Offbeat Occupations: Yoga teacher a trainer in graceful aging

Yoga instructor Alice Steuerwald leads her Friday afternoon Yin Yoga class on Dec. 30 at Lawrence Athletic Club, 3201 Mesa Way.

The sounds of a sitar and a pair of hand drums flow from a stereo in the corner of the room. Ten colored yoga mats are splayed across the center of the floor.

On each mat is a woman, her body contorted into a crescent low lunge: one knee on the ground, both hands pressed to the mat, her heart open.

At the front of the room is Alice Steuerwald, a yoga instructor at Lawrence Athletic Club, 3201 Mesa Way, and Be Moved Studio, 2 E. Seventh St.

Crouching on her mat, Steuerwald wears a green head wrap, a tank top, sweatpants and a pair of dangly earrings. Her hair is short, choppy and peppered with gray. Her posture is perfect, effortlessly erect.

“Gaze up. Steady your breath,” she says. “That’s your gauge: your breath.”

Steuerwald surveys the room. She spots a student, an older woman, struggling with the pose. The woman fights to achieve, then maintain the shape, but her body keeps slipping from position.

“You can modify it on the floor,” says Steuerwald. Suddenly Steuerwald’s body collapses, then tumbles gently to the mat. She twists into the shape of a can opener, demonstrating the same pose from the ease of the floor. She lingers a moment, then springs back to her feet, returning to the stance upright.

“Reach your arms to the sky,” she says, then she plunges her own arms to the ceiling.

Steuerwald has been a yoga instructor in Lawrence for 17 years. Some of her students, like Tanya McNeely, 46, have been with her for just as long.

“She doesn’t think she knows it all,” says McNeely. “She is constantly bringing in teachers and going to get training and just helping people.”

Steuerwald, also a structural body worker, started as a fitness instructor for women.

“I realized women were more emotional, that they needed to find their power and strength, (so that) we can heal ourselves” says Steuerwald. “So I took a martial arts workout and created a strength training class for women.”

Shortly after that, Steuerwald started teaching yoga.

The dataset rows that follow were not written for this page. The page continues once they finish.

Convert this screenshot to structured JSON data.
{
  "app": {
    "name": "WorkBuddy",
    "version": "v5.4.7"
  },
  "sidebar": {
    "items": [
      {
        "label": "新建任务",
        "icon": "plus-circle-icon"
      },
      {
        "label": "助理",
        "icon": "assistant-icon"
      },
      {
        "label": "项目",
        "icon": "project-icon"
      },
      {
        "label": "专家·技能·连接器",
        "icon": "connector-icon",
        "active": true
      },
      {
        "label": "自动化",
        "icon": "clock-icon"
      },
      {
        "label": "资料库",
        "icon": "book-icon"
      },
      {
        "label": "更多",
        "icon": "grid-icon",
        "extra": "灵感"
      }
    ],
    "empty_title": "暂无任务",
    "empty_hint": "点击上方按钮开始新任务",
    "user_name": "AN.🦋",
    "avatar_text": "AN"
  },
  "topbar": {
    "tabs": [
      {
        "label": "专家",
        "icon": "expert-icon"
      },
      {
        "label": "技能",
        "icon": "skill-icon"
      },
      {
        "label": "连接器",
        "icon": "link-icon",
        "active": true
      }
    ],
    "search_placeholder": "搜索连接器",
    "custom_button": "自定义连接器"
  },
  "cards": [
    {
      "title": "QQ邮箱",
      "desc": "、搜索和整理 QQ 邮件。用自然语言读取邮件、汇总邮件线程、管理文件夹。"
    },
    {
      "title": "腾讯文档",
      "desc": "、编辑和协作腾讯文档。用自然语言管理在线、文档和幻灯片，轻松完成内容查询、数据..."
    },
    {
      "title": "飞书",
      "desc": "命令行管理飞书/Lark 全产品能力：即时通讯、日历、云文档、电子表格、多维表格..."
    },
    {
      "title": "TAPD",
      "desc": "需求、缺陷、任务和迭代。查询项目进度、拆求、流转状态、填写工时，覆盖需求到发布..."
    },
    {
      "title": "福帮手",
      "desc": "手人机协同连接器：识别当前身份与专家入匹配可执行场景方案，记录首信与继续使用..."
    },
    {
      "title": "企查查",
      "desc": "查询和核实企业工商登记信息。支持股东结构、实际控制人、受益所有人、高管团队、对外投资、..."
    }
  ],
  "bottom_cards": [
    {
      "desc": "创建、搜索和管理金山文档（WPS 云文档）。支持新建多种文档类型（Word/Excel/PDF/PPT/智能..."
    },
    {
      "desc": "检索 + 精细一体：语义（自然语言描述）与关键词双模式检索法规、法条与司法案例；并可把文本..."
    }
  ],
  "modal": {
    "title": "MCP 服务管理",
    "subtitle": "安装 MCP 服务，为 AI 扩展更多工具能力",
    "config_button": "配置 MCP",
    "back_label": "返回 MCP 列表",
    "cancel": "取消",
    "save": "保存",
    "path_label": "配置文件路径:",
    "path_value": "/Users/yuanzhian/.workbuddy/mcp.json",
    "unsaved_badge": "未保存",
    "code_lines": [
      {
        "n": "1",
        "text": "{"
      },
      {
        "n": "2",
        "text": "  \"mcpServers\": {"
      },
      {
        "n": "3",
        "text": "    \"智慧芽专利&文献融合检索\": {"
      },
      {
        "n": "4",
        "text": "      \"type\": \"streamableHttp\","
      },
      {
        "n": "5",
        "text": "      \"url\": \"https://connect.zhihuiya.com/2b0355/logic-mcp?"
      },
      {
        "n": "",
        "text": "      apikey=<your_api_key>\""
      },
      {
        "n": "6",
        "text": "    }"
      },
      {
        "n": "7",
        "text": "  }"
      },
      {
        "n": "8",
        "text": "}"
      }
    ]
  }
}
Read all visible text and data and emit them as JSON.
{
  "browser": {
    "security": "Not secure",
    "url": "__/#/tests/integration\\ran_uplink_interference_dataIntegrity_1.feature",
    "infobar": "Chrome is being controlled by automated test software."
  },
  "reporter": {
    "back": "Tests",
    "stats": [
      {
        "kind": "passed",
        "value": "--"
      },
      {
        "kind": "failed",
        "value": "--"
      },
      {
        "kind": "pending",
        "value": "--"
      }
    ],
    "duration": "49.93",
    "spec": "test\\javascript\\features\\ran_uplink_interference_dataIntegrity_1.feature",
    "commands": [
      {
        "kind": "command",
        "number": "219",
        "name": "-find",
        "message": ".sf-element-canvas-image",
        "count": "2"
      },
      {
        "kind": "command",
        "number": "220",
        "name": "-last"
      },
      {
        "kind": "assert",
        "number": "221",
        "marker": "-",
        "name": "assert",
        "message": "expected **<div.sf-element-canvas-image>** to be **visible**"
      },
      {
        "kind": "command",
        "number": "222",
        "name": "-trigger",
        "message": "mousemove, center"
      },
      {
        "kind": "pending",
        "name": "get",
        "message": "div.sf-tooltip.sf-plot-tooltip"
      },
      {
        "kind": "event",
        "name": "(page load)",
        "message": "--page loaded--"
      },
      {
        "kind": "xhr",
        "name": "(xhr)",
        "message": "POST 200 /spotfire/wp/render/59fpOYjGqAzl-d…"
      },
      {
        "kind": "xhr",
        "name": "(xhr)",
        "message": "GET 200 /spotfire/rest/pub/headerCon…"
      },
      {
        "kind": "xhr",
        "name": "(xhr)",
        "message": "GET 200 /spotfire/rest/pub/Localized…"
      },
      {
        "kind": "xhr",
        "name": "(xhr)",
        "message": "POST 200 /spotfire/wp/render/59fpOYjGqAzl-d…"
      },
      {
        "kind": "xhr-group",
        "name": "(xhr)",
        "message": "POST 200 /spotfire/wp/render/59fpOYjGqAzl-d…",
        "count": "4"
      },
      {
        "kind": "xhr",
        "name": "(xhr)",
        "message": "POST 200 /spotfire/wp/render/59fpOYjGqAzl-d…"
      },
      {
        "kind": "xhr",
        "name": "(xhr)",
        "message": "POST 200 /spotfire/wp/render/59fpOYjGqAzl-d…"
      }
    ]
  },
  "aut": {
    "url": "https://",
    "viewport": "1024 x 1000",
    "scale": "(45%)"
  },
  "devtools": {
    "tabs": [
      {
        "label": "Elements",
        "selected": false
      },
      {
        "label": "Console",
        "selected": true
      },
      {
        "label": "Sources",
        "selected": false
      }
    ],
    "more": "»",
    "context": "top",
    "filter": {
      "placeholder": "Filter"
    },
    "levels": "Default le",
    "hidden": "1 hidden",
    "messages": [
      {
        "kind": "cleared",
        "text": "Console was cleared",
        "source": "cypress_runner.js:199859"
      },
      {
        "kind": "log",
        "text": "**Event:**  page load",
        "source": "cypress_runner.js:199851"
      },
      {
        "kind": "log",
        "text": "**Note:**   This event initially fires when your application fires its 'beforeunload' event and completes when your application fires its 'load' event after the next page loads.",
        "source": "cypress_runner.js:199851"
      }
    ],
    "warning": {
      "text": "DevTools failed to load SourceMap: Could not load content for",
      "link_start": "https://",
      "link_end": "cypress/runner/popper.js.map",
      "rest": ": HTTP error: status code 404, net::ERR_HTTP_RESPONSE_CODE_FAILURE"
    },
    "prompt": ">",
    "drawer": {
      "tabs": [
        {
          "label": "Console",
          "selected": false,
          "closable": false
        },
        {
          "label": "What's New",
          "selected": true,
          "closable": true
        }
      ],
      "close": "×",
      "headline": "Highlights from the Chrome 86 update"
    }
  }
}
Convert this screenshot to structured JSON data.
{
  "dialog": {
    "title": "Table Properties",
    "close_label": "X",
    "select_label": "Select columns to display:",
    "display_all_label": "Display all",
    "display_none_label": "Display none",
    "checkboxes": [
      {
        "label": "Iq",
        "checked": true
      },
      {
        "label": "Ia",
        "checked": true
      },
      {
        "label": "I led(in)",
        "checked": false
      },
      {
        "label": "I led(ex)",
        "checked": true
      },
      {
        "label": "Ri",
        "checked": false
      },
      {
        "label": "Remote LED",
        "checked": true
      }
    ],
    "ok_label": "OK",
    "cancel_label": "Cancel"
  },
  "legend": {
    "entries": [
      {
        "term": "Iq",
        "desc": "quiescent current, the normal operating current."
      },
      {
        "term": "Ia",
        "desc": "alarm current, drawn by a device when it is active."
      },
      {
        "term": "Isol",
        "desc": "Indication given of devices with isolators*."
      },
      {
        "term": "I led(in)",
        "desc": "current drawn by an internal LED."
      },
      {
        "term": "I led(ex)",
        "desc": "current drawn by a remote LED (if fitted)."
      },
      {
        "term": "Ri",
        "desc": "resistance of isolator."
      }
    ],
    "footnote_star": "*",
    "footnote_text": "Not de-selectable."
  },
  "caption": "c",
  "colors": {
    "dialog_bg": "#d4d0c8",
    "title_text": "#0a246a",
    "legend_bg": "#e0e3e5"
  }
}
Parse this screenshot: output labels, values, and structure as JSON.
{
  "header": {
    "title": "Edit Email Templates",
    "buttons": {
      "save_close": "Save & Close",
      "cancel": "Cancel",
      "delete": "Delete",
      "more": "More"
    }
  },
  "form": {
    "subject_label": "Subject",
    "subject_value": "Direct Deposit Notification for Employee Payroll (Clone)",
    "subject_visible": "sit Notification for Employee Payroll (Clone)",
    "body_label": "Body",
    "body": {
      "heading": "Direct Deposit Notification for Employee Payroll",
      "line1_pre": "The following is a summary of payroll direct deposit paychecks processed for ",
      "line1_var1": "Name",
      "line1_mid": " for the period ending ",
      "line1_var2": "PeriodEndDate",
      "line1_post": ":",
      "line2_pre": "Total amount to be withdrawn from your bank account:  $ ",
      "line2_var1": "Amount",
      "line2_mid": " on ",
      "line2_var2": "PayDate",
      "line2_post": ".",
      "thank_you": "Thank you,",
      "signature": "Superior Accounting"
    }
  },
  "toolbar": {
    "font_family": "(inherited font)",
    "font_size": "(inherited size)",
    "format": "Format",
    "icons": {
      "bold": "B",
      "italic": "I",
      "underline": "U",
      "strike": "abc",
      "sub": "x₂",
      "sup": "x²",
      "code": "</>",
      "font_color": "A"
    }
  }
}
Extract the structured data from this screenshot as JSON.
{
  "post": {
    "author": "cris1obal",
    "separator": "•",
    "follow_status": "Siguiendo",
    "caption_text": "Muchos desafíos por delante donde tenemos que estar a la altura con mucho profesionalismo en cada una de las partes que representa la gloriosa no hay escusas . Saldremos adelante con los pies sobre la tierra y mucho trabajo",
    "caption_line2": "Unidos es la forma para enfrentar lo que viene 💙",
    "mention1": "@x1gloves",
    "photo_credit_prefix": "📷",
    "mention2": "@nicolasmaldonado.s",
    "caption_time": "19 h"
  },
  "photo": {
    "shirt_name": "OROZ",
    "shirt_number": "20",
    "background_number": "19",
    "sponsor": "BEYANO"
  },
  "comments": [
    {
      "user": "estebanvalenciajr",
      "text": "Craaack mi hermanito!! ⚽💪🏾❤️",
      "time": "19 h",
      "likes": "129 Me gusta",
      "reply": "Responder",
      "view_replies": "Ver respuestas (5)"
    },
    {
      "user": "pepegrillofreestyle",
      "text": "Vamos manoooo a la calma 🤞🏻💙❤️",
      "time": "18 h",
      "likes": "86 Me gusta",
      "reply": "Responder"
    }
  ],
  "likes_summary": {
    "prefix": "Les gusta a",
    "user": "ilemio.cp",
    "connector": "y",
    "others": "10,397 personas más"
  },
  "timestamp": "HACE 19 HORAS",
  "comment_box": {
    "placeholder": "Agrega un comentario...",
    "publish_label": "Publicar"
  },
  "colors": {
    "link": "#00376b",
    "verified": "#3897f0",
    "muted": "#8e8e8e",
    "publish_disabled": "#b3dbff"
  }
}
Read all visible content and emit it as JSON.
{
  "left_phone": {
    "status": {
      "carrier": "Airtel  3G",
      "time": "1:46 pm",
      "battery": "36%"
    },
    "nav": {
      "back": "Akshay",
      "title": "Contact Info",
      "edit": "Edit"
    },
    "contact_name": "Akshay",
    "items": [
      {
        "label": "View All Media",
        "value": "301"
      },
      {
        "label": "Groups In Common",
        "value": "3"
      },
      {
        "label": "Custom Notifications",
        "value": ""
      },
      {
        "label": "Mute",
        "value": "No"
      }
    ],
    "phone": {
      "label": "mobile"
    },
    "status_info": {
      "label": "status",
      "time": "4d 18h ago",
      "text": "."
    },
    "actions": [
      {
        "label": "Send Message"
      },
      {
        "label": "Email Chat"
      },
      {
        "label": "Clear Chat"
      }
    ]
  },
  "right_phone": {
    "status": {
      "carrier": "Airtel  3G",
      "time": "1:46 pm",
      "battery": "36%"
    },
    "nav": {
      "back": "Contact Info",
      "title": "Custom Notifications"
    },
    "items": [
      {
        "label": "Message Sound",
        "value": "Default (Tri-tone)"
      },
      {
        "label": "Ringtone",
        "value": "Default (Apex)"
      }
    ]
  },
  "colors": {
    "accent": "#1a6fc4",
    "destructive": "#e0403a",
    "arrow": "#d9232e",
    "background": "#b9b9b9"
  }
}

At the root, her passion for yoga stems from a desire to help people find a sense of self and well-being.

At 16, she worked as a restorative aide in a nursing home. Witnessing people descend into old age had a profound effect on her.

“I saw what happened to people who … were controlling, attached to things no longer serving them and their fears,” she says. “But the people of faith, the people of peace, they pass peacefully. You really do have to train for old age to grow old gracefully.”

Steuerwald’s yoga philosophy is an amalgamation of modalities from different academic areas — physical therapy, sociology, structural body work and plant medicine. She’s created her own yoga course, which she changes regularly to keep dynamic. She designs her classes so that anyone can join.

“I’m working with people who can’t do traditional classes because of their structural imbalances,” says Steuerwald. “I don’t get caught up in the pose. I am not a pretzel teacher because I don’t know what use any of that does for you.”

People with illnesses and injuries practice alongside athletes in Steuerwald’s yoga classes. She reminds everyone not to get caught up on what to they think the pose should look like. Instead, she advises them to focus on breath. She believes a person can change his life by changing the way he breathes.

“A lot of people don’t want to deal with the breath because your emotions are behind it,” she says. “I want your emotions to come up. If you can get into that quiet place of just your breath, the real stuff starts to bubble up.”

During each session, Steuerwald strolls the room and reminds her students to direct their attention to their breath.

“No thoughts,” she says. “Just breath.”